Brandeis University

Columbia University

The Columbia University Keck team proposes to develop a fundamentally new type of energy conversion process, one in which a single absorbed photon creates two or more electronic excitations in a suitable nanostructured material. The physics of this process will be carefully studied and optimized, through control of nanostructure design, by an interdisciplinary team with expertise in chemistry, physics and engineering. This program will build and electrically characterize individual nanoscale photovoltaic devices based on semiconductor nanocrystals and carbon nanotubes. This project has the potential to dramatically improve both basic understanding of non-traditional energy conversion processes and the practical production of electricity and fuels from sunlight.

Stanford University

This project seeks to advance early theoretical and experimental work on the quantum spin Hall system, a newly discovered type of material inside which the laws of electricity and magnetism are dramatically altered. Discovery of such new states of quantum matter could have profound implications on not only fundamental science but also computing technology. When electrons flow through metals or semiconductors, they dissipate energy as heat, causing devices to draw extra power and limiting computer processor speed. Such power dissipation is already the greatest roadblock to scaling semiconductor devices according to Moore’s Law. It is possible to move electrons without dissipation, but known methods have proved impractical, involving extremely low temperatures or large magnetic fields. Recently, a new type of dissipationless transport based on electron spin, rather than charge, has been discovered: the so-called quantum spin Hall (QSH) state in HgTe quantum wells. So far this phenomenon has been limited to cryogenic temperatures. The Stanford team proposes to experimentally test their theoretical prediction that a new class of materials could display the QSH effect at room temperature. Such a breakthrough would deepen understanding of this new state of matter and open the door to new dissipationless computing devices that would manipulate electrons by both charge and spin.

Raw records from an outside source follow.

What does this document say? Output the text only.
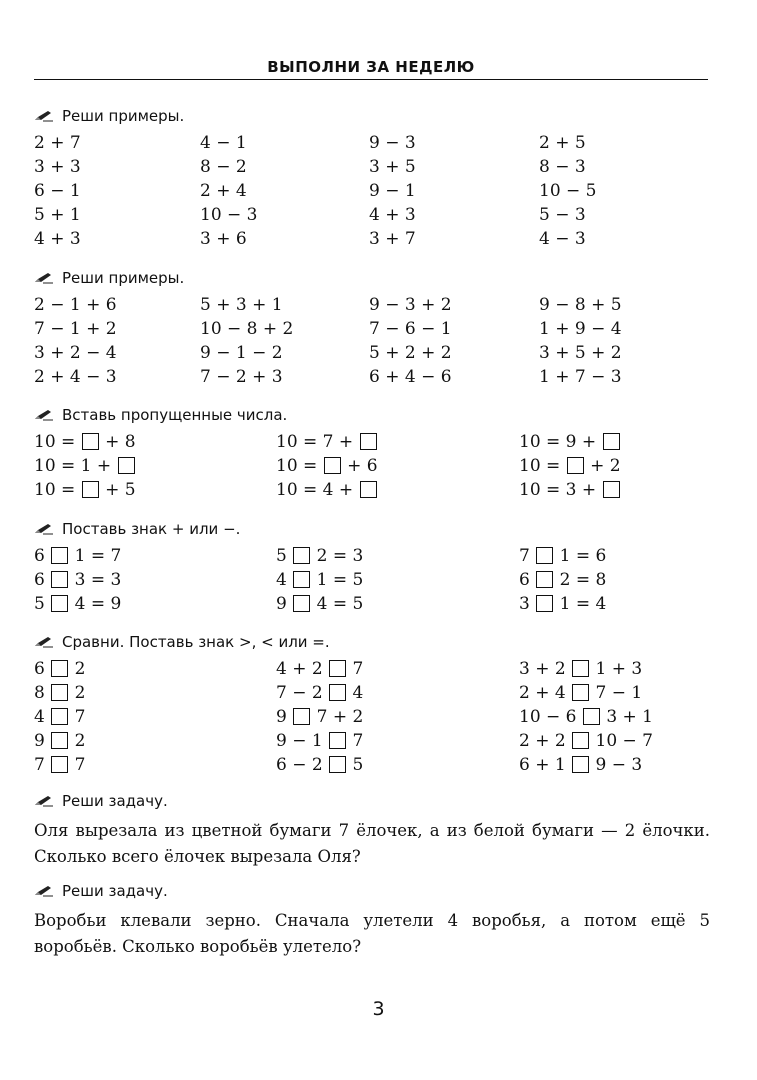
ВЫПОЛНИ ЗА НЕДЕЛЮ
Реши примеры.
2 + 7	4 − 1	9 − 3	2 + 5
3 + 3	8 − 2	3 + 5	8 − 3
6 − 1	2 + 4	9 − 1	10 − 5
5 + 1	10 − 3	4 + 3	5 − 3
4 + 3	3 + 6	3 + 7	4 − 3
Реши примеры.
2 − 1 + 6	5 + 3 + 1	9 − 3 + 2	9 − 8 + 5
7 − 1 + 2	10 − 8 + 2	7 − 6 − 1	1 + 9 − 4
3 + 2 − 4	9 − 1 − 2	5 + 2 + 2	3 + 5 + 2
2 + 4 − 3	7 − 2 + 3	6 + 4 − 6	1 + 7 − 3
Вставь пропущенные числа.
10 = + 8	10 = 7 +	10 = 9 +
10 = 1 +	10 = + 6	10 = + 2
10 = + 5	10 = 4 +	10 = 3 +
Поставь знак + или −.
6 1 = 7	5 2 = 3	7 1 = 6
6 3 = 3	4 1 = 5	6 2 = 8
5 4 = 9	9 4 = 5	3 1 = 4
Сравни. Поставь знак >, < или =.
6 2	4 + 2 7	3 + 2 1 + 3
8 2	7 − 2 4	2 + 4 7 − 1
4 7	9 7 + 2	10 − 6 3 + 1
9 2	9 − 1 7	2 + 2 10 − 7
7 7	6 − 2 5	6 + 1 9 − 3
Реши задачу.
Оля вырезала из цветной бумаги 7 ёлочек, а из белой бумаги — 2 ёлочки. Сколько всего ёлочек вырезала Оля?
Реши задачу.
Воробьи клевали зерно. Сначала улетели 4 воробья, а потом ещё 5 воробьёв. Сколько воробьёв улетело?
3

University of California, Berkeley

The next scientific frontier in time-resolved dynamics is the production and utilization of pulses of light in the attosecond time domain (l attosecond = 10-18 seconds). These pulses of light, which can now be generated in the soft X-ray regime of the electromagnetic spectrum, allow scientists to address dynamics on the timescale of electronic motion directly for the first time. The goal of this project is to apply isolated attosecond pulses for the first time to the science of solid-state materials, with particular future applications to solar photovoltaic and related semiconductor materials. The first steps in the formation of charge carriers in photovoltaic devices occur on exceptionally short natural timescales, governed by the rearrangements of electrons in orbitals and electronic bands in materials. By developing a laser laboratory dedicated to the measurement of such solid state electron dynamics, the project will (1) advance the field of short time processes through understanding electron dynamics on an unprecedented level, and (2) unearth mechanisms that will ultimately improve the efficiency of photovoltaic devices. While considerable sources of support are available for short-term exploration of devices and materials, such advances considered here may play a key long-term role in developing newly efficient energy production schemes in the decades to come.

University of Chicago

One of the grand-challenge questions in the physical and biological sciences is how molecular interactions can enable processing of complex information. The answer requires transcending the advances of the genomics and proteomics revolutions to probe and analyze the function of networks of regulatory interactions in cells directly. While there are various means for detecting the presence of molecules, even in spatially and temporally resolved fashions, there is no reliable, standard way to elucidate the collective molecular dynamics that lead to function. We propose to develop the prototype of just such a robust and systematic method – a “chemical perturbation spectroscopy” – that we envision would become a widely used tool for revealing the underlying design and control structures of molecular networks. If successful, the research would be transformative, introducing a totally new approach for probing regulatory interactions systematically, elucidating design principles for cells, developing a theory for driven complex systems, and even enabling the control of cellular dynamics for a broad range of purposes.